Chapter two: Onboard Tuning & Testing a Monocular Visual Odometry System
This is the second part of my experiments with ROVIO, ; Experiment with Visual Odometry - ROVIO , we will now discuss the details of on-board integration and test phases, like the Static test, Walk Test, Initial test and the Autonomous flight…
Once the lab tests are complete and the operational envelope is defined, this is the time to test in real life on a flying vehicle. My test quadcopter is a Q450 (or 500 depending on the supplier) with 2412 type engines turning 10 1/2’’ propellers powered by 4,000mA - 3S packs.
The total weight of the configuration is 1.55 Kg without battery and 1,86Kg with the pack, making it quite heavy for a nylon frame. The experiments being accomplished in my garage, I don’t plan to get a bigger frame as this configuration is intended to be a technological demonstrator and not a fully functional solution.
Integration
This picture is from first blog
I have distributed the weight on the longitudinal axis and used the battery pack for balance. The AAEON pico-apl3 Pentium board and the 12 V 5 A Step Up-Down regulator are mounted on corrugated board that is sliding along the 10 mm tubes attached to the frame. The Battery holder is attached to the same tubes and can slide to adjust for a “0” CoG.
Static test
The camera was mounted on a tilt adjustable holder but that proved to be a source of vibration that got ROVIO loosing track. You can see this problem on the following video of a static test.
Note: Once the system is drifting there is a possibility to reset it using a python script (look @ 1:00)
The solution is to mount the camera on a damping platform that isolates the camera and particularly the IMU sensor from the vehicle vibrations.
The walk test
Once all the signal are optimal and the system start OK, it is time to simulate a flight by ‘‘walking’’ the quadcopter.
Here is the sequence:
Computer A -
Windows with Mission planner connected to vehicle as a standard GCS
Computer B -
Linux system connected to CC (passing through Beaglebone on ssh remote)
Loading 3 remote session:
a) roslaunch rovio rovio_full.launch
b) roslaunch mavros apm.launch fcu_url:=udp://0.0.0.0:14551@
c) python rovio_reset.py
Once Mavros is started you will receive message ‘‘gps glitch clear’’ confirming that the ROVIO system localisation signal is recognized by the system. Then you can go on Mission Planner and right click on the map to set EKF HOME. You will see the quad icon on the screen showing that EKF is doing its job.
Now, take the Quadcopter, hold it about 1 meter and do a circle, square, figure 8 or any pattern you like. The vehicle on the map should move accordingly without too much distortion or overshoot.
This is what I am doing on the first 20 seconds on the first video above.
Initial test
As explained above, we need to confirm the system work OK before powering the quadcopter.

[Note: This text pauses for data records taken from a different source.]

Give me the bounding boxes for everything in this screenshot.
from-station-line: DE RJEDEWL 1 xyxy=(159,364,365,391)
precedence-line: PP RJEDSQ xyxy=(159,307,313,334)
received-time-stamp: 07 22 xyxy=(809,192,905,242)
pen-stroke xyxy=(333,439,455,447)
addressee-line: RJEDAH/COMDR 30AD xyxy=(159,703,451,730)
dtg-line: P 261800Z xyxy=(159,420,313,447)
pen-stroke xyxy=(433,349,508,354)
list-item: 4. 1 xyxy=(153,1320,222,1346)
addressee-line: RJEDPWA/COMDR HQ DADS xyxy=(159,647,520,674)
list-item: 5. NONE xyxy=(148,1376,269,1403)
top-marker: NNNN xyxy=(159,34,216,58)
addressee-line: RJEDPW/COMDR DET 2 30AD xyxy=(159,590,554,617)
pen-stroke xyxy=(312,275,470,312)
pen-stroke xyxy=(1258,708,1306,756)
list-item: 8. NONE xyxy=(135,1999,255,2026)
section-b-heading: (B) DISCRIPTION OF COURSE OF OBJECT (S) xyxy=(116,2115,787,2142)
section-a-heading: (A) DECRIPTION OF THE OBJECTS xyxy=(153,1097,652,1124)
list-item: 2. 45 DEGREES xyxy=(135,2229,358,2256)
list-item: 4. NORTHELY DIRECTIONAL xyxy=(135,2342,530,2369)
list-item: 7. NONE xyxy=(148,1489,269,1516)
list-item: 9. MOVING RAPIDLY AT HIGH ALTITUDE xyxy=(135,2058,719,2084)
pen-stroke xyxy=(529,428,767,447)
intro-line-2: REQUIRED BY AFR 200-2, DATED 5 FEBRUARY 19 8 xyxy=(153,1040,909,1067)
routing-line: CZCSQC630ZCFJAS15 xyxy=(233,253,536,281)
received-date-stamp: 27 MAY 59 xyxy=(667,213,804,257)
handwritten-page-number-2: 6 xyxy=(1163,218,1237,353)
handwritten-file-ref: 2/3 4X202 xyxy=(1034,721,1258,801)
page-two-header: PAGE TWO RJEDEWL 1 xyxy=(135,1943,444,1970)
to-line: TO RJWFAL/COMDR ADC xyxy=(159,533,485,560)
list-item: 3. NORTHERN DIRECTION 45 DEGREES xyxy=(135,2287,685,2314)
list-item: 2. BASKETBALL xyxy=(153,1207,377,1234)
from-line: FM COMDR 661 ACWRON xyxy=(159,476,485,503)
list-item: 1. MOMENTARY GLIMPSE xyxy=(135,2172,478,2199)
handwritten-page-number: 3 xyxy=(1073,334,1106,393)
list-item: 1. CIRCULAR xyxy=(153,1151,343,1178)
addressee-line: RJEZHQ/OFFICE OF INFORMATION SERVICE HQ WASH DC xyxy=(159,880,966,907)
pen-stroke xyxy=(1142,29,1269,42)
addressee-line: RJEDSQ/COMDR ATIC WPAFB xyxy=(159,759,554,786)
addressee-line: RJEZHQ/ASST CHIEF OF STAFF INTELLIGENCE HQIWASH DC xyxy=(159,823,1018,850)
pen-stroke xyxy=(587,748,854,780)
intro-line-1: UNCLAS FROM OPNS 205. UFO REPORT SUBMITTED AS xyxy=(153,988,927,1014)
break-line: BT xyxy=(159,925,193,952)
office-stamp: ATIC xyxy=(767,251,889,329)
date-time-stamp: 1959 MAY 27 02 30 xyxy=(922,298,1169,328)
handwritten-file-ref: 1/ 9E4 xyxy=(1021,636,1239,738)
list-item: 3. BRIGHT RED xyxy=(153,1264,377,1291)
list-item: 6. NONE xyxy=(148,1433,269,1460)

Once this is confirmed, I prefer to takeoff in stabilize to make sure the quadcopter is stable at 1 Meter facing the targets and then I switch to Al-Hold just to adjust the correct power for level flight (you can actually see the overloaded Q450 oscillation @ 0:30). As the prototype is so heavy, altitude is holding at above average power level so I prefer having it stabilized before switching to loiter. Then you take a look at Mission Planner Map , for a confirmation that ROVIO is still tracking and then you switch Loiter, getting ready to switch back to Att-Hold if the Quadcopter acts like a Psychotic Wasp.
Here is a snapshot of the log showing how well the system tracks compared to IMU:
And RangeFinder ( with the altitude variation when switching to Alt_hold @ 0:30)
Conclusion
That completes what is reasonably possible to accomplish with a Q450 autonomously fling in my Garage , aka the ThunderDrone. The next steps will involve outdoor testing, but it will take a few more weeks as it is still snowing outside…
I just hope that this blog was helpful in explaining how you can build , test and fly a Monocular Robust Visual Intertial Odometry system.